Earlier this year, I bumped into an old friend, and he just happened to have her number. He gave it to me , and I texted her for the first time in six years. It was pretty long and insecure,
   ” Hi, its Dave. I’m from your village. We used to be Friends…. We actually were close…haha, can you believe it? Anyway, just saying hi, how’re you? If you remember me..”
It was bad. However, I still got a date.
We reconnected, and the chemistry was unbelievable.


In those six years, she had become a woman. She talked like Michelle Obama now, she had embraced her physical hot self, She was working. I was intimidated.


Here I was, two years her senior, and the only thing I had going for me was Law School.
In my mind, a woman like her was top of the food chain. My high school principal always said women don’t look down, they look up.


She must have way better choices. But the more we talked and hanged out, the more I was reminded of how comfortable it was to be yourself. I was too intimidated and she knew me so I couldn’t use any fake moves on her.


So I opened the doors to my world and showed her. My law school career, my ugly student finances, my campus lifestyle. (Broke, broke and broke)
She would invite me for lunch at Lapado and pay up.

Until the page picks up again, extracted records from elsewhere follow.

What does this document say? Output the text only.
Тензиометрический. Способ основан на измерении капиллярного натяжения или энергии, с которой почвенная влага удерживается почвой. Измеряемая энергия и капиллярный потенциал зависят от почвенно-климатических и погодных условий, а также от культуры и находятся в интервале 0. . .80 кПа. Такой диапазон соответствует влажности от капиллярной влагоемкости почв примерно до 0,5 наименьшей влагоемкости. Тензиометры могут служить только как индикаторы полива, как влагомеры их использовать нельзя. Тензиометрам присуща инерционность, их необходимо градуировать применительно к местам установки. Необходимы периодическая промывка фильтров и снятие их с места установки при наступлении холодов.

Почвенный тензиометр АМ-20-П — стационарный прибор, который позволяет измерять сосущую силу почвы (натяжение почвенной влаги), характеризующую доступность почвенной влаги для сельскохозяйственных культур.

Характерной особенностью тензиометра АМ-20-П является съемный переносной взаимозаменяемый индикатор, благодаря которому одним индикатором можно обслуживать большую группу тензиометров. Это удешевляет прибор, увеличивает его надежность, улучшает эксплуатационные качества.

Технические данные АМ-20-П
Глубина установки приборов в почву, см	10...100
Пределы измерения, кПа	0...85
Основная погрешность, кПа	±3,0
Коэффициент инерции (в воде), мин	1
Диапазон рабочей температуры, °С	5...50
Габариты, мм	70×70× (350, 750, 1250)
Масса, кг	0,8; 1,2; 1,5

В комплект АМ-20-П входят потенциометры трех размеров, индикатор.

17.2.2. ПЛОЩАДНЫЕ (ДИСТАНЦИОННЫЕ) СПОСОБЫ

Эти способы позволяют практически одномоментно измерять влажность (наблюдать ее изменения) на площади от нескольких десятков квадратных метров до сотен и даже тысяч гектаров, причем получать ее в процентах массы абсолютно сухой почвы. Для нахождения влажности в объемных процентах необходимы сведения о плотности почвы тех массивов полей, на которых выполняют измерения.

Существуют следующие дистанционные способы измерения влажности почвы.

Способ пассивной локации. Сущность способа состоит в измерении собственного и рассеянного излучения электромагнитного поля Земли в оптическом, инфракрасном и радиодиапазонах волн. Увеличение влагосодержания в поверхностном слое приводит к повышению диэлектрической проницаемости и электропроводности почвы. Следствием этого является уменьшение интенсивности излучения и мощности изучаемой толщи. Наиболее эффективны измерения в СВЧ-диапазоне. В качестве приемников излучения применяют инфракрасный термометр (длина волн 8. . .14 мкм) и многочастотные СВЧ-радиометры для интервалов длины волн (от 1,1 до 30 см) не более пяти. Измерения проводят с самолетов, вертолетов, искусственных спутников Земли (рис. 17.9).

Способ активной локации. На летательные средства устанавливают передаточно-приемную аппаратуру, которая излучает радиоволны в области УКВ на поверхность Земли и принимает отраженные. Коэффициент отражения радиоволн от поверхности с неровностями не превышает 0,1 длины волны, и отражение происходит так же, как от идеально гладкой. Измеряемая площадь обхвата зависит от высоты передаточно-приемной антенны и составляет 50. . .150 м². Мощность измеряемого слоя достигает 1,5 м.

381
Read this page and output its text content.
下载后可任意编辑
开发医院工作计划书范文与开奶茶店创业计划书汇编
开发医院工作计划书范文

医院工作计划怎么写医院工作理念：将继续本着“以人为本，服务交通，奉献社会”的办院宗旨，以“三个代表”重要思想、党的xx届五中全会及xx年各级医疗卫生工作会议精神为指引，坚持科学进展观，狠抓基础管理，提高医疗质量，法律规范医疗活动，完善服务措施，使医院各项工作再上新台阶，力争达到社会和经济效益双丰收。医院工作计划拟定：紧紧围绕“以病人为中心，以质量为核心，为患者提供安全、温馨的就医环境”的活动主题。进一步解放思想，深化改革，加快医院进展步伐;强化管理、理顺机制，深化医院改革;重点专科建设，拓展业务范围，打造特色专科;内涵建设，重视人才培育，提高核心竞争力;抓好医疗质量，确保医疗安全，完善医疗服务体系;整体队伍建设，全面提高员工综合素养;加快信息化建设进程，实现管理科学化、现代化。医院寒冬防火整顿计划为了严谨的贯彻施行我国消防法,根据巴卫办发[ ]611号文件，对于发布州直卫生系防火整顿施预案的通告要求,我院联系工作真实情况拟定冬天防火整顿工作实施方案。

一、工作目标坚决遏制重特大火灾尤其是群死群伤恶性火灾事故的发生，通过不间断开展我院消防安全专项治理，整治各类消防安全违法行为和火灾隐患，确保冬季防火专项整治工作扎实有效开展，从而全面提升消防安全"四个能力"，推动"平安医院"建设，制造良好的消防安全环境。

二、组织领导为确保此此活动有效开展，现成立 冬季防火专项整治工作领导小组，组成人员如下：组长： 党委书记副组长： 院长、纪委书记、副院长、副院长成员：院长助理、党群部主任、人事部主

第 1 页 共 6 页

She still said each time ‘I believe in you. All that brain cannot go to waste’
It took a while,  but we got into a relationship.
One where I do not struggle to impress, one where I share my dreams freely, but even more importantly, I am challenged each day to become a better version of me.

Do I miss the old lifestyle? I haven’t even forgotten it yet, but I feel like I’m making progress. I haven’t written about this and so tonight, I felt the need to sketch, albeit roughly, this incredible story of my girlfriend and I.
I can only hope we stand the test of time, but I’ll rest my case here with that famous J. Cole line.
Would you believe me if I told you I’m in love?